We must resist America's attempts to undermine the United Nations
President Bush's proposal is likely to complicate rather than help international efforts to aid the victims of the tsunami disaster.
by: Clare Short on: 1st Jan, 05
The Indian Ocean earthquake and its aftermath have taken the lives of more than 120,000 people, and displaced and impoverished very many more. Because of the speed and reach of global communications, and the involvement of Western tourists, people across the world have seen the pictures and responded with great generosity. Public opinion has forced governments into an auction of promises - although, of course, the funds will mostly come from existing aid budgets and imply no overall increase in available resources.
But it did not take long for the debate to turn to criticism of the United Nations. Commentators have suggested that the UN is failing in Darfur, failed in Rwanda, should have dealt better with Saddam Hussein and has no moral authority because of corruption in the oil for food programme.

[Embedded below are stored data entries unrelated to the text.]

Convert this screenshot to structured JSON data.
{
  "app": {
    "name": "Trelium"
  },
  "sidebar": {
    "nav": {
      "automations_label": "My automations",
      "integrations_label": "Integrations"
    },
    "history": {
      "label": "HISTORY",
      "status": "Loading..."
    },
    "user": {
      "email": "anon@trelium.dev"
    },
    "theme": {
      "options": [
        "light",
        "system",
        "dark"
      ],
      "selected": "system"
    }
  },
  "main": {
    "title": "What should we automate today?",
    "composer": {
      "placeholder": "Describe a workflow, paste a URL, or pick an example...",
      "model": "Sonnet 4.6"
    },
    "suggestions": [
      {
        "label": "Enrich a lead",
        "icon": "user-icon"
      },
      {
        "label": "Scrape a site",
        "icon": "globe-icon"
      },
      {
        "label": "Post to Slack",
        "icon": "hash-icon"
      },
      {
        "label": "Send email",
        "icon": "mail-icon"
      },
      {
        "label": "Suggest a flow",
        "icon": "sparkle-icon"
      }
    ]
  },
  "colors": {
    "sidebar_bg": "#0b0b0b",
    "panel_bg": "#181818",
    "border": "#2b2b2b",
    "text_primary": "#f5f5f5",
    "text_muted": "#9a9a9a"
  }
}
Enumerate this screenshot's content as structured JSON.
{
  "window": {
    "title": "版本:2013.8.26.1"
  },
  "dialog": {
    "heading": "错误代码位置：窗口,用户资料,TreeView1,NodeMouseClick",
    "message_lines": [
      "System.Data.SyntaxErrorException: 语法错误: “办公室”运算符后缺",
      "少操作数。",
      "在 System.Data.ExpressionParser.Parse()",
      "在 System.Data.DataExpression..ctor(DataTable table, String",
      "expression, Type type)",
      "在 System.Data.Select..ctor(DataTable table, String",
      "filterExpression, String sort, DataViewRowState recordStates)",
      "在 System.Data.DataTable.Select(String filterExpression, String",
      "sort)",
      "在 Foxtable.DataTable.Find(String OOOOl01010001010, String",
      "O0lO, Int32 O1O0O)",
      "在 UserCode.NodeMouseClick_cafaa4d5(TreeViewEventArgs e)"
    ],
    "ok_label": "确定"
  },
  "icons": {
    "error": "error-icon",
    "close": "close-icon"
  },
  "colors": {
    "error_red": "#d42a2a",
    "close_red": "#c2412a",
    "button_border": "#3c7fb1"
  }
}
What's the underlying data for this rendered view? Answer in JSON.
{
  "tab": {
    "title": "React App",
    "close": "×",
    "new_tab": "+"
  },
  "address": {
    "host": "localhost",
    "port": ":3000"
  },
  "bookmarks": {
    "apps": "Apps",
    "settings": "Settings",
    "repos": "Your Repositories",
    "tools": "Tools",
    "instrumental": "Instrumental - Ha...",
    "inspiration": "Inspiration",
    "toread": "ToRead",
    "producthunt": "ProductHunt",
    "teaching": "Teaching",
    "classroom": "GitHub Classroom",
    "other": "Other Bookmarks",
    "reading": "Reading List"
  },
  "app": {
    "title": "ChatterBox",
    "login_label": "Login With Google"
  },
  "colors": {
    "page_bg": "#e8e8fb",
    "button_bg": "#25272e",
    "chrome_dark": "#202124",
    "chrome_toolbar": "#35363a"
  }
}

All of these claims are, at best, hopelessly ill informed. It is the Security Council which is responsible for the failure to send sufficient peace-keepers to stop the violence in Darfur, the Security Council that refused to act to prevent the Rwandan genocide and the Security Council that prolonged sanctions in Iraq. And it was the Security Council's Sanctions Committee, which was dominated by the US and the UK, that failed to take action against the widespread reports of corruption in the oil for food programme.
These failures are the responsibility of the permanent members of the Security Council and not of the UN agencies or its systems for responding to humanitarian emergencies. But these criticisms are tossed about by a hungry media which instantly picks up and spreads the most outrageous criticisms and thus undermines confidence in, and respect for, the UN. And President Bush, visibly irritated by a comment from the UN Undersecretary General for humanitarian affairs that wealthy countries were "stingy" towards impoverished nations, announced a new co-ordination mechanism for international action.